あぁ、腐敗臭が漂う。こんなことをしていても何も進まない。彼女は彼の死体を焼き。埋めた。そうしているうちに彼の遺言を思い出した。トレアは棚を開け、中には1冊の本と紙がはられている不思議な物体があった。本は日記のようだ。日記には80年前のトレアとヒラギがであった時のことが書いてあった。
「僕は今日初めてアルヴを見た。すごく可愛いアルヴだ。だが誰も助けようとせずただ衰弱死を待つような顔をしていた。僕は彼女にマナ吸いをしてもらった。少し心地良かった。おそらく魔法も練体士としての才能がなかった僕が初めてマナを失ったからだろう。話を戻して、彼女は優しかった。実験に快く協力してくれた。だが結婚してくれというのは少し驚いた。だがアルヴは理解があるパートナーと暮らすというのはよくある話だ。幸い僕も独身だったしこんなにも可愛い子が結婚を迫ってくるなら断る人は居ないだろう。彼女には名前がなかった。だから僕がトレアという名前を提案したら喜んでその名前を使ってくれた。その時の彼女が可愛くて名前の理由を伝えるのを忘れていたが理由はカトレアの花からとってトレアだ花言葉は魅惑的。このことはまた暇な時にでも言っておこう。」
日記には他にも書かれており最後のページには最近書いたのか少しヨボヨボの字ではっきりと「冒険者となれ。そうすれば君を穢れなどで貶すやつは居ない。もし居たとしても実力を示して黙らせてやれ。そしてトレア。生きているうちにもよく言っていたが君が好きだ。君には長生きして欲しい。

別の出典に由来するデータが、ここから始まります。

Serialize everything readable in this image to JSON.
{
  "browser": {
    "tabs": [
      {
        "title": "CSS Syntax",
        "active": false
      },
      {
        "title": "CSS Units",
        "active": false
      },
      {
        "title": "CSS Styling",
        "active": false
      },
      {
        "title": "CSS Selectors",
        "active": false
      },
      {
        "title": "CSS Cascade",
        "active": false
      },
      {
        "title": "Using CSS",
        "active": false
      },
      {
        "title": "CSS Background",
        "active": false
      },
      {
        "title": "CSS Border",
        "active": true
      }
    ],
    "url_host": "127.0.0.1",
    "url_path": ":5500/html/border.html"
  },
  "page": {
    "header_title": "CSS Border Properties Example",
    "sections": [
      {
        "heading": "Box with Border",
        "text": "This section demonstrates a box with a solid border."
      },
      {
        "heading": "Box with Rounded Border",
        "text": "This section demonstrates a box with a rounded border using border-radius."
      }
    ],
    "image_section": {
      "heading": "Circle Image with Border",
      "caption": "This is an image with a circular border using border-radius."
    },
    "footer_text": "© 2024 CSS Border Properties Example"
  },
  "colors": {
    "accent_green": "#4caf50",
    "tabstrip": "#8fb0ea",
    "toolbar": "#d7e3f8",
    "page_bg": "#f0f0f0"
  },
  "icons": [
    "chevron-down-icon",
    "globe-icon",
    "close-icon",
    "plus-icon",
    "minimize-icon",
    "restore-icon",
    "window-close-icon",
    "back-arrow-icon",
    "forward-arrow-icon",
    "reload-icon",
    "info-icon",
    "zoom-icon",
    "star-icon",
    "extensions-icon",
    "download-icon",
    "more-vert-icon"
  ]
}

最初君を見た時のことを思った。もしかしたら僕が死んだあとすぐにこれを見ないかもしれない。だから最後の3年で完成させた。1回ならマナ吸いはできる道具を。再度言うが君には長生きして欲しい。すぐにこっちに来たら君の頭を雑学でパンクさせてやるからな!!」と
そして不思議な物体の紙には【マナ吸いの魔具】と書かれたものがあったトレアは少し躊躇したがそれからマナを吸おうとした。するとなんということだマナが吸えた。だが魔具は粉々になってしまった。それから街を目指してトレアは進んで行った。
彼女がここから一体どうなるのか?それは誰にも分からないただ、彼女ならばやっていけるはずだ。彼女はいつだっておばあちゃんとヒラギが見守っててくれている。